How does wind affect trees?

16 Aug 2017

Wind can be a devil with trees, causing damage, and drying out of leaves; especially when the leaf is large and fleshy, such as in Horse Chestnut. 

As a general rule, the more branches there are on a tree, the better the wind is diffused throughout it to keep the tree upright.  Constant wind drag can lead to one sided effects, demonstrated by this coastal planting near Tintagel in Cornwall. The trees resemble the shape of golf clubs, forged by the constant battering from the coastal breezxe.

If you want to plant a tree in exposed windy areas, go for multi stem or feathered trees that are bottom heavy, rather than standard trees that are top heavy and blow about too readily. Even with the best intentions, it is extremely tricky to stake and secure standard trees with long clear stems in very windy locations.  Sometimes, especially on coastal sites, you may have to admit defeat.  Take a look at the surrounding landscape and see what type of trees nature will support in your area and in some instances planting small and working your way upward can be the only way forward.

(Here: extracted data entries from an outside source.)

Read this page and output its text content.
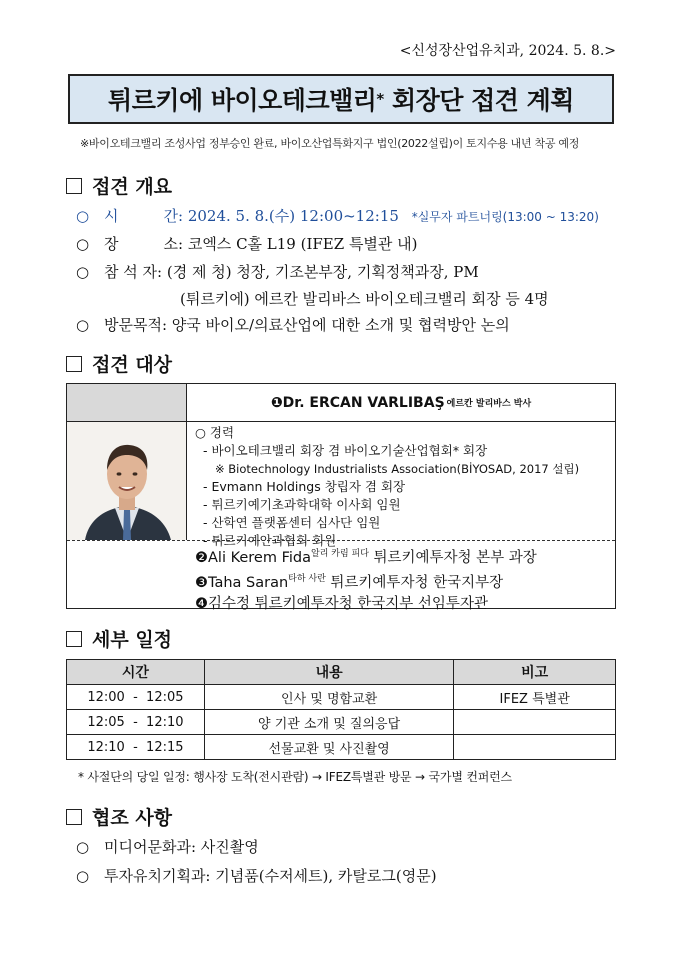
<신성장산업유치과, 2024. 5. 8.>
튀르키에 바이오테크밸리 * 회장단 접견 계획
※바이오테크밸리 조성사업 정부승인 완료, 바이오산업특화지구 법인(2022설립)이 토지수용 내년 착공 예정
접견 개요
○ 시　　　간: 2024. 5. 8.(수) 12:00~12:15 *실무자 파트너링(13:00 ~ 13:20)
○ 장　　　소: 코엑스 C홀 L19 (IFEZ 특별관 내)
○ 참 석 자: (경 제 청) 청장, 기조본부장, 기획정책과장, PM
(튀르키에) 에르칸 발리바스 바이오테크밸리 회장 등 4명
○ 방문목적: 양국 바이오/의료산업에 대한 소개 및 협력방안 논의
접견 대상
❶Dr. ERCAN VARLIBAŞ 에르칸 발리바스 박사
○ 경력
- 바이오테크밸리 회장 겸 바이오기술산업협회* 회장
※ Biotechnology Industrialists Association(BİYOSAD, 2017 설립)
- Evmann Holdings 창립자 겸 회장
- 튀르키예기초과학대학 이사회 임원
- 산학연 플랫폼센터 심사단 임원
- 튀르키예안과협회 회원
❷Ali Kerem Fida$^{알리 카림 피다}$ 튀르키예투자청 본부 과장
❸Taha Saran$^{타하 사란}$ 튀르키예투자청 한국지부장
❹김수정 튀르키예투자청 한국지부 선임투자관
세부 일정
시간	내용	비고
12:00  -  12:05	인사 및 명함교환	IFEZ 특별관
12:05  -  12:10	양 기관 소개 및 질의응답	
12:10  -  12:15	선물교환 및 사진촬영	
* 사절단의 당일 일정: 행사장 도착(전시관람) → IFEZ특별관 방문 → 국가별 컨퍼런스
협조 사항
○ 미디어문화과: 사진촬영
○ 투자유치기획과: 기념품(수저세트), 카탈로그(영문)
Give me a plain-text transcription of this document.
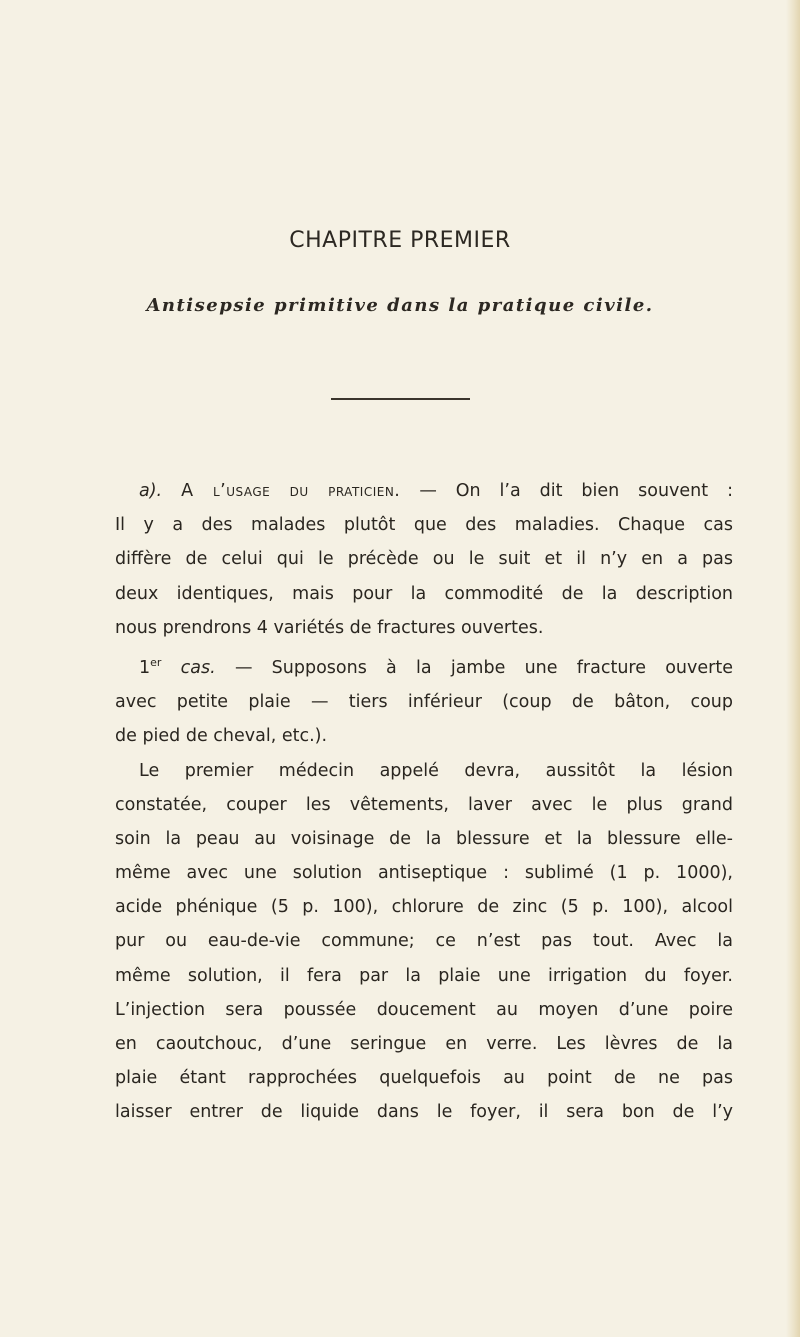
CHAPITRE PREMIER
Antisepsie primitive dans la pratique civile.
a). A l’usage du praticien. — On l’a dit bien souvent :
Il y a des malades plutôt que des maladies. Chaque cas
diffère de celui qui le précède ou le suit et il n’y en a pas
deux identiques, mais pour la commodité de la description
nous prendrons 4 variétés de fractures ouvertes.
1er cas. — Supposons à la jambe une fracture ouverte
avec petite plaie — tiers inférieur (coup de bâton, coup
de pied de cheval, etc.).
Le premier médecin appelé devra, aussitôt la lésion
constatée, couper les vêtements, laver avec le plus grand
soin la peau au voisinage de la blessure et la blessure elle-
même avec une solution antiseptique : sublimé (1 p. 1000),
acide phénique (5 p. 100), chlorure de zinc (5 p. 100), alcool
pur ou eau-de-vie commune; ce n’est pas tout. Avec la
même solution, il fera par la plaie une irrigation du foyer.
L’injection sera poussée doucement au moyen d’une poire
en caoutchouc, d’une seringue en verre. Les lèvres de la
plaie étant rapprochées quelquefois au point de ne pas
laisser entrer de liquide dans le foyer, il sera bon de l’y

Species selection in windy areas should also be considered in conjunction with form, some trees will tolerate being blown around far more readily; being adapted to the wind in either form, as mentioned above, or due to the physiological features they exhibit.  Take care not to plant trees with excessively fleshy leaves, as these tend to be the first to be ravaged by the wind, especially during the summer months.  Trees such as Paulownia and Catalpa fall into this category, in windy conditions their large fleshy leaves get torn about by the constant battering and as such the trees will never perform at their best.